Tuesday, November 2, 2010

Books

The blogs Wild Coast Cook Book, Wild Mountain Cook Book, and Wild Desert Cook Book have now been published as small concept books at Blurb.com where they can be purchased. Many helpful comments have been received for consideration in the development of this concept. Your suggestions and comments are welcomed.

Tuesday, March 17, 2009

Fish Pizza

Fish-shaped pizza made for a sea dinner.









Trader Joe's whole wheat pizza dough
Ratatouille
Pesto
Sea shapes carved from colored peppers
Olives
Very finely chopped 1/2 baby sweet potato

Take dough from package and place a troom temperature on floured board for 20 minutes. Shape.
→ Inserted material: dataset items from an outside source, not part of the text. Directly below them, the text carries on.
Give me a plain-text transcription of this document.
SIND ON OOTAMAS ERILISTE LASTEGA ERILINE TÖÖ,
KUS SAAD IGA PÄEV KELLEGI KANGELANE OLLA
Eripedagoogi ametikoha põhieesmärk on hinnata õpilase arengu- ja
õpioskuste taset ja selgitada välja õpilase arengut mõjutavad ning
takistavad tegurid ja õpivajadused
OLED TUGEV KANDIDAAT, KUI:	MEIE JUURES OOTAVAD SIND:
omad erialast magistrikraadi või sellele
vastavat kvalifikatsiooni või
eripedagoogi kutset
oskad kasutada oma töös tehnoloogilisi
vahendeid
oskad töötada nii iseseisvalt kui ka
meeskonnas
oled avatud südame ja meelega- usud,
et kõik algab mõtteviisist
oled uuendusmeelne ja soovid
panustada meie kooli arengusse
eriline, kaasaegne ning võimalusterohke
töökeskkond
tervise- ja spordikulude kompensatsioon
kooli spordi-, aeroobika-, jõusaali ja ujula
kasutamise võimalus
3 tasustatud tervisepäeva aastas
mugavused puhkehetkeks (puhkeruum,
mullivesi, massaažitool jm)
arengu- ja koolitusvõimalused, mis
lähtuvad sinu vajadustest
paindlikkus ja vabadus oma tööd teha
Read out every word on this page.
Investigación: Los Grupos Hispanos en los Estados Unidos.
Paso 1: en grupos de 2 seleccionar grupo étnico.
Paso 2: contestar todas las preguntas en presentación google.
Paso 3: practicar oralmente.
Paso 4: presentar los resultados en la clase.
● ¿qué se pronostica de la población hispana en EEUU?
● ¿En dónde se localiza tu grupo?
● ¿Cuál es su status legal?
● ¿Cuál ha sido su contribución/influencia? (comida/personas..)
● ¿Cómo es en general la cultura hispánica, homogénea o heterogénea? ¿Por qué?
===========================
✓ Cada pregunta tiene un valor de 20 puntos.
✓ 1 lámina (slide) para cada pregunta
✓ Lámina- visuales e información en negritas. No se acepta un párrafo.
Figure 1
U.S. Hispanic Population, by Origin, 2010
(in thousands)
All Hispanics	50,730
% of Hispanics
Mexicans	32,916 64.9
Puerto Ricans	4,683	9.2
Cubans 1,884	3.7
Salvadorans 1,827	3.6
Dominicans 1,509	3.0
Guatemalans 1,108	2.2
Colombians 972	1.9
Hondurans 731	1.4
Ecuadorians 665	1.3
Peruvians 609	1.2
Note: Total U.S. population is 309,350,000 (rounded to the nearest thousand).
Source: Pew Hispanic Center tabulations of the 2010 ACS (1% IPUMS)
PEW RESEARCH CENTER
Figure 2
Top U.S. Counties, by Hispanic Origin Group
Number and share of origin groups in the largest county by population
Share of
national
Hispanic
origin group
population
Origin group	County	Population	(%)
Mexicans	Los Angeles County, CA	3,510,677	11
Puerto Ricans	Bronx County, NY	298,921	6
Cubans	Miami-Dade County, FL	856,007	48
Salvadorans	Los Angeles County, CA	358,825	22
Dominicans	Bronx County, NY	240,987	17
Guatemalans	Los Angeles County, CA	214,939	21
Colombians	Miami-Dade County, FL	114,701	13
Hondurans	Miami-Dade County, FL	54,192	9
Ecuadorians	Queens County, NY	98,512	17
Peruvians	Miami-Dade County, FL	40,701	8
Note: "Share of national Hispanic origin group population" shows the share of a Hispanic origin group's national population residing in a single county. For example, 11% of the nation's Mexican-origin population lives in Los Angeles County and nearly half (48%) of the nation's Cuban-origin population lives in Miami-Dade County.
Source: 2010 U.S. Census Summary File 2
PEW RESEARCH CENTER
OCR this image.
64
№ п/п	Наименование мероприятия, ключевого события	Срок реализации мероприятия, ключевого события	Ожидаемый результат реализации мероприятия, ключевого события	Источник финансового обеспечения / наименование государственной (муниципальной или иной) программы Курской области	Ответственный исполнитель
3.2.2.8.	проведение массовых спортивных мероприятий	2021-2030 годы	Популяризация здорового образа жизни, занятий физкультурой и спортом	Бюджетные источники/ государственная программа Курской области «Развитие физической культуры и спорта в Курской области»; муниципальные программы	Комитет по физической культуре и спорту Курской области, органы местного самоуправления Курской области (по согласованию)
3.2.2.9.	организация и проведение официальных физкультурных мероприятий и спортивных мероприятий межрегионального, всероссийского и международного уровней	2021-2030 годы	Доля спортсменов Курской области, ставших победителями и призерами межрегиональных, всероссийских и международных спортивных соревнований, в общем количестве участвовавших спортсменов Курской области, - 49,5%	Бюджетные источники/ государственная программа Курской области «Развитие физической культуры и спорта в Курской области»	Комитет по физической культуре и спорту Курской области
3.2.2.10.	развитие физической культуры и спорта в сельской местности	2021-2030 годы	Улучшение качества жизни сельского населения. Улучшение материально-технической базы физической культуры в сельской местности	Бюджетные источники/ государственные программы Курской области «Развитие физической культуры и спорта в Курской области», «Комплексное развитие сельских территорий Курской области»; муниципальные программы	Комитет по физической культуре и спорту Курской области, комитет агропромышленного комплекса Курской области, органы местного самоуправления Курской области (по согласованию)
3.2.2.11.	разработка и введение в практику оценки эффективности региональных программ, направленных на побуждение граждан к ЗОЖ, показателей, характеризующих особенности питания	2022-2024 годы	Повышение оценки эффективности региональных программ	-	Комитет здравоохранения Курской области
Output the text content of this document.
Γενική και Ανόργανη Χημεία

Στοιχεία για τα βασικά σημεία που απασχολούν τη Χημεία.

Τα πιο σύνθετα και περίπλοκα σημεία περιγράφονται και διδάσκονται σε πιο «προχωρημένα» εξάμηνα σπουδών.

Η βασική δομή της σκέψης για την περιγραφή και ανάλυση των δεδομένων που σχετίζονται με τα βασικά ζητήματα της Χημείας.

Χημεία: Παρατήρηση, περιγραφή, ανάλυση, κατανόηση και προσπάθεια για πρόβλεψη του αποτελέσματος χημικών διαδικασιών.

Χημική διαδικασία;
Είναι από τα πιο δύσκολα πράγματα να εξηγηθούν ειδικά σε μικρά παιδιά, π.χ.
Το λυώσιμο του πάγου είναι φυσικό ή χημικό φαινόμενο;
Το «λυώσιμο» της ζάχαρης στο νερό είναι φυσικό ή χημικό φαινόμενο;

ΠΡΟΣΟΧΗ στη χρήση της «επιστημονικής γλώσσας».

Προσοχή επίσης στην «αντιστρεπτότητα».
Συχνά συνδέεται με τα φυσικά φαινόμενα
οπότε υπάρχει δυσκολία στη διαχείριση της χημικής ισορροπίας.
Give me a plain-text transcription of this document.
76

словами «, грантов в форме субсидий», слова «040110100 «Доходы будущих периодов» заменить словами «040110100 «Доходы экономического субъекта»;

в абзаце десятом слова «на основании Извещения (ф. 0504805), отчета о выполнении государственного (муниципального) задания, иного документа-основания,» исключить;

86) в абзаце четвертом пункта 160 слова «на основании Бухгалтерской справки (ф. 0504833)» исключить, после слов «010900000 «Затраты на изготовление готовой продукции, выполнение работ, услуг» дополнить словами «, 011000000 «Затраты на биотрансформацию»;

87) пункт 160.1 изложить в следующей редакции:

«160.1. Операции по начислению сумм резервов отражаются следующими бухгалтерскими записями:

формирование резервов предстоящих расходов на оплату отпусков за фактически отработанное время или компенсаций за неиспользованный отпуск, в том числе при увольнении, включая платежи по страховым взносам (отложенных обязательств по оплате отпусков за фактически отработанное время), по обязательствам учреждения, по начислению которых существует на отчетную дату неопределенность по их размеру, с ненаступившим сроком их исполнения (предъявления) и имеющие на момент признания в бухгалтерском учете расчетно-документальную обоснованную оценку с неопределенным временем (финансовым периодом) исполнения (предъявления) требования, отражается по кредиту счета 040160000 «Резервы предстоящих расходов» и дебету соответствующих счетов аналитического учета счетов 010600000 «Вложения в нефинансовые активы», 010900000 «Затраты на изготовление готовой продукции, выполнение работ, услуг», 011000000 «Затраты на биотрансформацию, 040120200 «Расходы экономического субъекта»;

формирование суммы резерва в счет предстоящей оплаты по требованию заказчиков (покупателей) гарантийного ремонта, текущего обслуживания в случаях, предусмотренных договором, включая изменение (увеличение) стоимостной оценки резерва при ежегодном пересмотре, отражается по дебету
Cover center with ratatouille. Edge pizza with pesto. Place olives, seas shapes and minced sweet potato on pizza. Cook at 450 for about 10 minutes or until cooked through and crisp.

Monday, March 16, 2009

Coconut Sea Cookies

















1/4 c rye flour
1 3/4 c whole wheat flour
1/2 t baking powder
8 T butter
3/4 c brown sugar
1 egg
1 t vanilla
1/2 c applesauce
Food coloring
Finely shredded coconut

Mix dry ingredients. Thoroughly work in butter substitute and egg. Add vanilla and applesauce. Separate dough for different colors. Add a drop or two of food coloring to each and mix. Chill for 20 minutes. Roll out on board using 1/2 flour and 1/2 shredded coconut. Use sea-themed cookie cutters. Bake 8-10 minutes. Remove when still slightly soft and cool on racks.

Tuesday, June 3, 2008

Loquat Jam
















Recipe contributed by Kelli Rush
Dish contributed by Chizuru Inouye
Photo by Carol Anne Graber


7 c loquats processed to 3 c pulp
1/2-3/4 c sugar of choice
Juice of 1/2 large lime or 1 lemon

Wash loquats. Remove seed, blemishes and hard parts of fresh loquats to result in about 3 c of processed pulp. Add sugar of choice and the juice of the lemon or lime. Adjust sugar and citrus juice to taste. Cook mixture in saucepan until deep red in color. Lasts about one week in refrigerator.

Tuesday, April 15, 2008

Tuna Shells

























Both these pasta salads use pasta shells and tuna.
Large shells
12 or 13 large pasta shells
3 green onions
1/2 can tuna
1/2 c tomato wedges
6 cornichons
1 T capers
10 spinach leaves
3 rosemary sprigs
Boil pasta according to package directions. Drain.Place spinach leaves on plate.Stuff shells with tuna. In this photo, 4 were open so they were cupped and filled with tomato wedges and capers and placed in the center with closed tuna filled shells on edge. Cut and clean 3 green onions. Use onions, cornichons, remaining sliced green onion tops, and rosemary as garnishes. A vinaigrette or other dressing is to be added (not pictured).
Small shells
8 oz small pasta shells
2 green onions, sliced
1/2 broccoli florets
1 can tuna
1/4 c olive oil
1/4 c rice vinegar
Boil shells according to package directions. Drain. Combine with onions, broccoli, tuna and vinegar oil mixture. Stir and refrigerate.


Friday, March 28, 2008

Smoked Swordfish with Broccolini and Corn Shells












Smoked Swordfish with Broccolini, Mustard and Leeks
1/3 lb smoked swordfish
2 cups broccolini, stems removed
1/4 c country mustard
1 leek bulb
1/2 lime, cut in wedges
Smoked swordfish can be eaten cold or heated. In this example, the swordfish was cut into the shape of a fish and warmed. Steamed or gently boiled broccolini , with long stems removed was cooked till tender and arranged on plate with country mustard. 1 leek bulb was sliced and boiled until tender, then sprinkled on plate. Lime wedges were added.

Corn Shells
1c corn meal
1 c whole wheat flour
1 T baking powder
1 t salt
2 eggs
1 c milk
1/4 c oil
Mix ingredients. Spray cookie sheet with oil. Place shell cookie cutters on pan. Fill half way with bread mixture, very slowly lifting cookie cutters, correcting edges as cutter is lifted. Bake at 425 degrees for 15-25 minutes.